Sunday, November 7, 2010

BSAR - The Conceptual Framework - Trading Systems

  1. So what is BSAR, and how could it help a trader?
    • BSAR, (Biased Stop and Reverse) is a simple Mathematical Trading System designed to help traders make better profits, consistently.
    • It could be used by anyone - beginners, experts etc., (individuals could use it for free)
    • It could be used to trade anything, that is traded for money
  2. What is a trading system, and why does anyone ever need it?
    • A trading system is simply a group of specific rules, or parameters, that determine entry and exit points for a given asset.
    • These rules are defined logically, using Mathematical Equations
    • These rules are tested on historical data and the results are statistically validated for consistency and effectiveness
    • So trading systems take archaic emotions out of trading
    • They help a trader stay calm and composed, as he sees order in the chaos
    • Trading Systems save time and money as trading decisions are automated.
  3. What are the disadvantages of trading systems?
    • Masochism is defined as, "gratification gained from pain, deprivation, degradation, etc., inflicted or imposed on oneself, either as a result of one's own actions or the actions of others, esp. the tendency to seek this form of gratification." Masochism which is a manifestation of mortido, is present in all human beings, but the degree of need varies. Losing in gambling is a masochistic behavior, and most losers unconsciously enjoy it. Trading Systems take these kinds of masochistic pleasures out of trading, as trading ceases to be gambling anymore.
    • Trading Systems, in general, are complex and difficult to develop
    • Most trading systems defined in the textbooks and manuals ignore the transaction costs like brokerage taxation and opportunity costs
    • The development of a trading system is usually a time consuming and a daunting task, and entails lot of expenditure in terms of payment to trading systems developers, programmers, software and data subscription fees etc
  4. What are different types of trading systems, and what type is BSAR?
    • Trading Systems could be broadly classified into three categories
      • Advisory Trading Systems - Where a financial adviser or a stock broker or someone who could be responsible for executing the trades for large Financial Institutions advises Buy/Sell of particular assets.

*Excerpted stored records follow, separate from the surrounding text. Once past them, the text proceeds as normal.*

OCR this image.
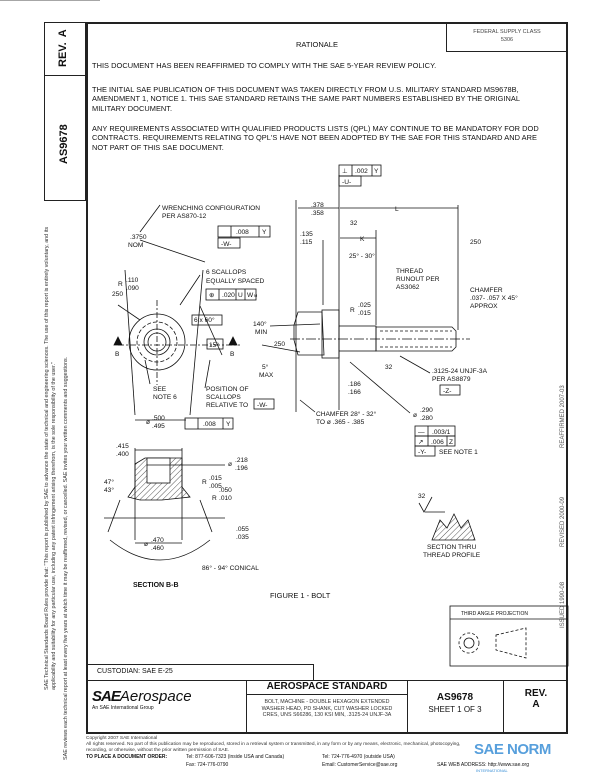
REV. A
AS9678
SAE Technical Standards Board Rules provide that: "This report is published by SAE to advance the state of technical and engineering sciences. The use of this report is entirely voluntary, and its applicability and suitability for any particular use, including any patent infringement arising therefrom, is the sole responsibility of the user." SAE reviews each technical report at least every five years at which time it may be reaffirmed, revised, or cancelled. SAE invites your written comments and suggestions.
FEDERAL SUPPLY CLASS
5306
RATIONALE
THIS DOCUMENT HAS BEEN REAFFIRMED TO COMPLY WITH THE SAE 5-YEAR REVIEW POLICY.
THE INITIAL SAE PUBLICATION OF THIS DOCUMENT WAS TAKEN DIRECTLY FROM U.S. MILITARY STANDARD MS9678B, AMENDMENT 1, NOTICE 1. THIS SAE STANDARD RETAINS THE SAME PART NUMBERS ESTABLISHED BY THE ORIGINAL MILITARY DOCUMENT.
ANY REQUIREMENTS ASSOCIATED WITH QUALIFIED PRODUCTS LISTS (QPL) MAY CONTINUE TO BE MANDATORY FOR DOD CONTRACTS. REQUIREMENTS RELATING TO QPL'S HAVE NOT BEEN ADOPTED BY THE SAE FOR THIS STANDARD AND ARE NOT PART OF THIS SAE DOCUMENT.
ISSUED 1990-08
REVISED 2000-09
REAFFIRMED 2007-03
WRENCHING CONFIGURATION
PER AS870-12
.3750
NOM
.008 Y
-W-
6 SCALLOPS
EQUALLY SPACED
⊕ .020 U W M
R
.110
.090
250
6 x 60°
15°
B	B
SEE
NOTE 6
POSITION OF
SCALLOPS
RELATIVE TO -W-
ø
.500
.495	.008 Y
⊥ .002 Y
-U-
.378
.358
L
32
.135
.115	K
25° - 30°
THREAD
RUNOUT PER
AS3062
250
CHAMFER
.037- .057 X 45°
APPROX
R
.025
.015
140°
MIN
250
5°
MAX
32
.3125-24 UNJF-3A
PER AS8879
-Z-
.186
.166
CHAMFER 28° - 32°
TO ø .365 - .385
ø
.290
.280
— .003/1
↗ .006 Z
-Y- SEE NOTE 1
.415
.400
ø
.218
.196
47°
43°
R
.015
.005
R
.050
.010
.055
.035
ø
.470
.460
86° - 94° CONICAL
SECTION B-B
32
SECTION THRU
THREAD PROFILE
FIGURE 1 - BOLT
THIRD ANGLE PROJECTION
CUSTODIAN: SAE E-25
SAEAerospace
An SAE International Group
AEROSPACE STANDARD
BOLT, MACHINE - DOUBLE HEXAGON EXTENDED
WASHER HEAD, PD SHANK, CUT WASHER LOCKED
CRES, UNS S66286, 130 KSI MIN, .3125-24 UNJF-3A
AS9678
SHEET 1 OF 3
REV.
A
Copyright 2007 SAE International
All rights reserved. No part of this publication may be reproduced, stored in a retrieval system or transmitted, in any form or by any means, electronic, mechanical, photocopying,
recording, or otherwise, without the prior written permission of SAE.
TO PLACE A DOCUMENT ORDER:	Tel: 877-606-7323 (inside USA and Canada)
Fax: 724-776-0790
Tel: 724-776-4970 (outside USA)
Email: CustomerService@sae.org	SAE WEB ADDRESS: http://www.sae.org
SAE NORM
INTERNATIONAL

      • Technical Trading Systems - The systems based on Mathematical or Statistical tools, and they could be further subdivided into following categories:
        • TREND FOLLOWING SYSTEMS:
        • Moving average based trading systems
        • Trigonometric/Geometric/Quadratic Equations based trading systems
        • Breakout Systems
        • Indicators Based Trading Systems
        • COUNTER-TREND TRADING SYSTEMS
        • Volatility Based Systems
        • Market Breadth Based Systems
        • Oscillators Based Trading Systems
        • Price Overlays Based Systems, including Bands
      • Fundamental Trading Systems - These systems chiefly rely on Financial reports and Ratios, Economic Data, Industry Statistics etc to find the intrinsic value of the asset and the projected value of the asset in the long term which is derived from the topline/bottomline growth statistics and future demand outlook
    • So BSAR is Moving Average Based Trend Following Technical Trading System
  5. What is the differnce between an indicator and oscillator?
    • Simply stated (in terms of technical analysis), an indicator is a mathematical formula that is applied to the price or volume of a security with the intention of predicting future trend. Common examples of technical indicators are the MACD, OBV etc.,
    • Oscillator is a mathematical formula that is constrained between minimum and maximum values. Oscillators are designed to help you identify overbought or oversold conditions. When the oscillator approches the upper (maximum) value, the security is said to be overbought, and conversely, when the oscillator approaches the lower (minimum) value, the secuirty is said to be oversold. Common examples of Oscillators are RSI, Stochastics & W%R
  6. Which trading systems are better the trend-following or the counter-trend?
    • Both trading systems have their advantages and disadvantages. However the trend following systems are best suited for aiding the decision for holding onto the open positions, while the counter-trend systems are best suited for market timing. A Complete Trading System which makes use of counter trading system for Entry/Exit signals and trend following system for holding the open positions would be very robust.
  7. Now the Problem with BSAR that it doesn't give us precise and clear Entry Exit signals, is due to the fact that it is a trend following system, and it needs to be used in conjuction with some Counter-Trend System.